SPAA provides a measure of the combined activity of mixtures of PPARγ ligands in whole serum: a biological measure of exposure to mixtures containing full agonists, partial agonists and competitive antagonists. Generalized concentration addition (GCA) has been shown to accurately model the activity of mixtures of PPARγ ligands [42]. One possible use of SPAA is as a measure of exposure (biomarker of exposure) for epidemiology studies, particularly if combined with effect directed analysis to determine which mixture components are responsible for total activity [73, 74]. Alternatively, a combination of targeted instrumental analysis and GCA would yield an estimate of explained PPARγ activity that could be compared with total measured activity. For applications in epidemiological assessments, SPAA requires a very small volume of serum for testing (3 by 10 μL samples). Furthermore, this assay is cost effective and does not require any specialized equipment; most of the research materials can be found in a standard cell culture laboratory.

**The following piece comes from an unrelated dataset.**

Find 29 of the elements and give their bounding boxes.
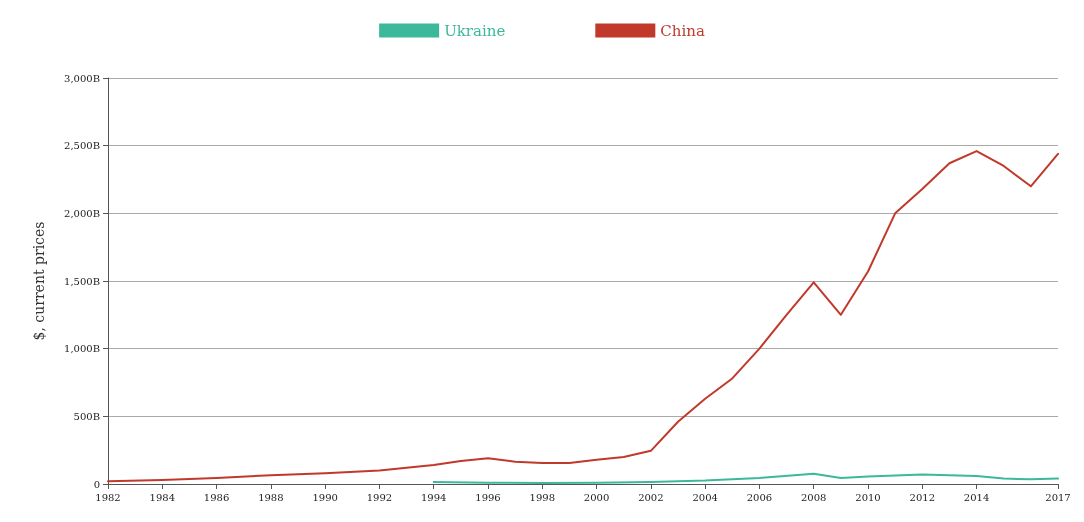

Importantly, SPAA is a first step in connecting PPARγ ligand exposure to adverse metabolic and bone health effects. Analysis of the distribution of serum-induced PPRE transcriptional activities could reveal the potential for exposure to environmental ligands. A normal distribution would suggest that the activity is largely derived from endogenous ligands, while a right-skewed distribution could indicate an environmental exposure or a therapeutic exposure. Identification of the chemical source of the activation would then be needed. White adipogenic, brite/brown adipogenic, insulin sensitizing and bone suppressing activities of PPARγ are regulated separately through differential post-translational modifications [21] and co-regulator recruitment [75], with ligands having distinct abilities to activate these PPARγ functions. Thus, the glitazone class of T2DM therapeutics (e.g., rosiglitazone and pioglitazone) activates PPARγ, stimulates brite adipocyte differentiation and increases insulin sensitivity [21], but improvement in metabolic health comes with significant side effects, including fat accumulation, hemodilution, cardiac hypertrophy and bone loss. Not surprisingly, these adverse effects also are mediated by PPARγ. We have shown that environmental ligands cause PPARγ to act in a biologically distinct manner. Because these ligands cannot trigger PPARγ to recruit the same coregulators they favor PPARγ’s ability to generate white adipocytes and to suppress bone formation [76, 77].

Conclusions

A goal of our study was to develop an assay that can be reproduced in any cell culture laboratory. All the cells and reagents to perform this assay are publicly available, and the protocol is straightforward and uses common laboratory equipment. The results from this study lay the foundation for future work on the use of biomarkers of PPARγ ligand exposure that incorporate mixture effects. Our simple and cost-effective assay is both sensitive and specific to PPARγ ligands, including those present in whole serum samples. While this study did not characterize the components in serum that were driving activity, future work will investigate environmental chemical contributors to activity in a set of serum samples with well-documented exposure histories.